I called the woman in question and told her about these rowdy Lutherans who were about to ruin my peace and quiet. “Wisconsin is starting to get to me, anyway,” I said. “I’m eating bratwurst and saying ‘you betcha’ to the checkout ladies at Econo-Foods. So, if you’re going to be around in three weeks or so, I’d like to take you to dinner.”
She agreed. Neither of us acknowledged in words what we both knew: that I was planning to cut short my retreat by six weeks, load up all my gear, and drive fifteen hundred miles just to take her to dinner.
In my next letter, I added recklessly at the end, “When can I start saying inappropriate things to you, like how beautiful you are?”
She wrote back, “Plus or minus fourteen days.”
I replied, “Sorry, can’t wait that long. You are astonishingly beautiful.”
As soon as I mailed the letter, I knew that I’d spoken too soon and said too much, even though what I had said was obviously true and, besides that, true to what I felt. The word astonishingly repeatedly slipped my memory in the days that followed. It was too painful to be reminded of my clumsy come-on. How beautiful had I said she was? Astoundingly? Devastatingly? Outrageously? For days I mentally dredged up the letter and subjected it to withering review. What an ass! Why did I have to go and say anything? There would have been plenty of time to tell her how beautiful she was when I got there, when I was actually beholding her beauty.
A few days later she replied with a postcard: Bouguereau’s painting of two young angels embracing. It was close to two in the afternoon. I stood in sunlight next to the mailbox on Lake Michigan Drive. Birds were probably singing in the woods; I can’t really recall. On the back of the postcard was a message: “I loved your letter & I want to kiss you: I want to kiss you.”

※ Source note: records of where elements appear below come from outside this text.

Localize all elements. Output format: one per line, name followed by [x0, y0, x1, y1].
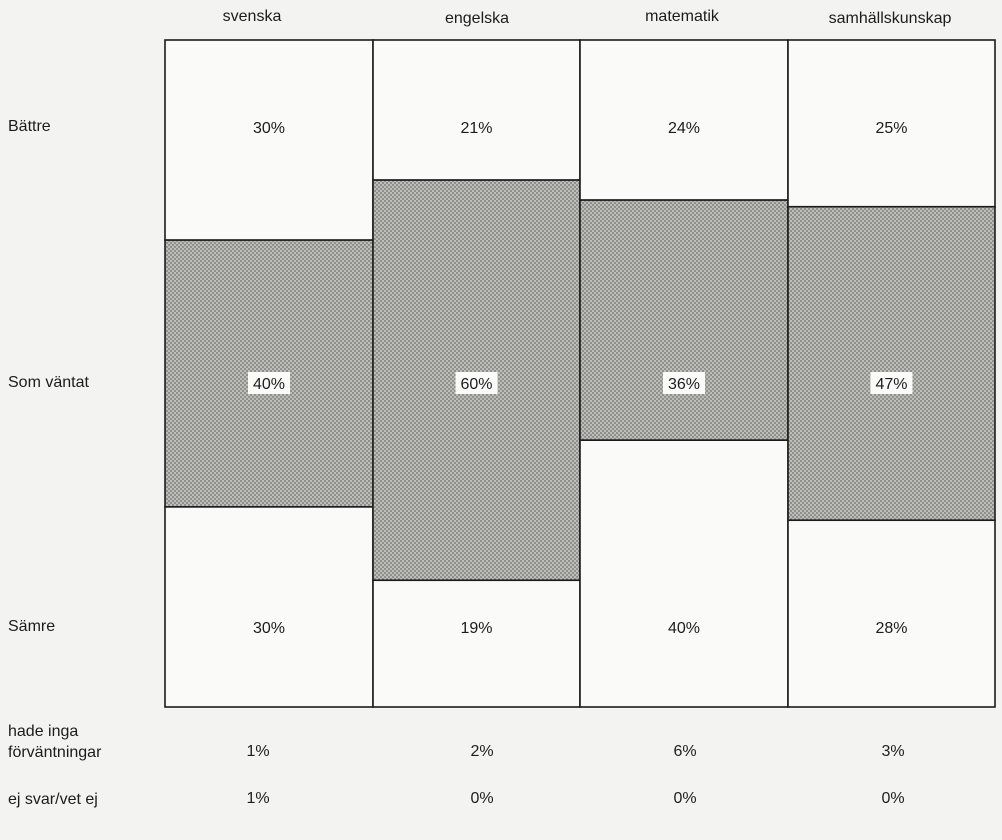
label-backdrop: [663, 372, 705, 394]
bar-segment-s-mre-0: [164, 506, 374, 708]
column-header: samhällskunskap: [828, 10, 952, 27]
footer-value: 0%: [470, 790, 494, 807]
footer-row-label: hade inga: [8, 723, 79, 740]
label-backdrop: [248, 372, 290, 394]
footer-value: 1%: [246, 790, 270, 807]
footer-value: 0%: [881, 790, 905, 807]
bar-segments: [164, 39, 996, 708]
data-label-som-v-ntat-0: 40%: [253, 376, 285, 393]
label-backdrop: [870, 372, 913, 394]
data-label-s-mre-2: 40%: [668, 620, 700, 637]
bar-segment-som-v-ntat-3: [787, 205, 996, 522]
footer-value: 1%: [246, 743, 270, 760]
data-label-s-mre-3: 28%: [875, 620, 907, 637]
footer-row-label: ej svar/vet ej: [8, 791, 98, 808]
column-header: engelska: [444, 10, 510, 27]
footer-value: 6%: [673, 743, 697, 760]
data-label-som-v-ntat-2: 36%: [668, 376, 700, 393]
bar-segment-s-mre-2: [579, 439, 789, 708]
bar-segment-s-mre-3: [787, 519, 996, 708]
label-backdrop: [455, 372, 498, 394]
data-label-b-ttre-3: 25%: [875, 120, 907, 137]
footer-value: 3%: [881, 743, 905, 760]
bar-segment-b-ttre-3: [787, 39, 996, 208]
column-header: matematik: [645, 8, 719, 25]
data-label-b-ttre-0: 30%: [253, 120, 285, 137]
segment-labels: 30% 40% 30% 21% 60% 19% 24% 36% 40% 25% 47% 28%: [248, 120, 913, 637]
data-label-som-v-ntat-3: 47%: [875, 376, 907, 393]
bar-segment-b-ttre-1: [372, 39, 581, 181]
data-label-som-v-ntat-1: 60%: [460, 376, 492, 393]
data-label-s-mre-0: 30%: [253, 620, 285, 637]
footer-value: 0%: [673, 790, 697, 807]
bar-segment-b-ttre-0: [164, 39, 374, 241]
data-label-b-ttre-2: 24%: [668, 120, 700, 137]
column-header: svenska: [222, 8, 282, 25]
row-label: Som väntat: [8, 374, 89, 391]
row-label: Bättre: [8, 118, 51, 135]
footer-value: 2%: [470, 743, 494, 760]
footer-row-label: förväntningar: [8, 744, 102, 761]
row-label: Sämre: [8, 618, 56, 635]
bar-segment-s-mre-1: [372, 579, 581, 708]
bar-segment-som-v-ntat-2: [579, 199, 789, 441]
data-label-b-ttre-1: 21%: [460, 120, 492, 137]
data-label-s-mre-1: 19%: [460, 620, 492, 637]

There are still a few days to go before I leave. Four, exactly. The things that I’ve been doing up to now to wait out the waiting — refinishing doors for my brother-in-law, driving into town at every opportunity to check my e-mail at the library and pick up some bananas, watching the NBA playoffs and the Italian bike races on television, obsessively cleaning and lubricating my bikes: things done to take my mind off other things and trick time into passing more quickly than it would have passed otherwise — are now performed like a dance, to music. The waiting has turned into something more like patience.
Things in the refrigerator will have to be eaten: the purple asparagus bought from an angelic blond farm girl at a roadside stand. She said some people thought the purple was a little sweeter than the green. I still haven’t done anything about the copper teakettle that suffered a meltdown and lost its spout that night I was talking on the phone with the woman in question and forgot about the water heating on the stove. The house is clean enough, but I’ll clean it anyway and water the potted flowers that won’t be watered again until the Lutherans arrive. Then, come Tuesday, I’ll get up early in the morning and drive like mad to her door.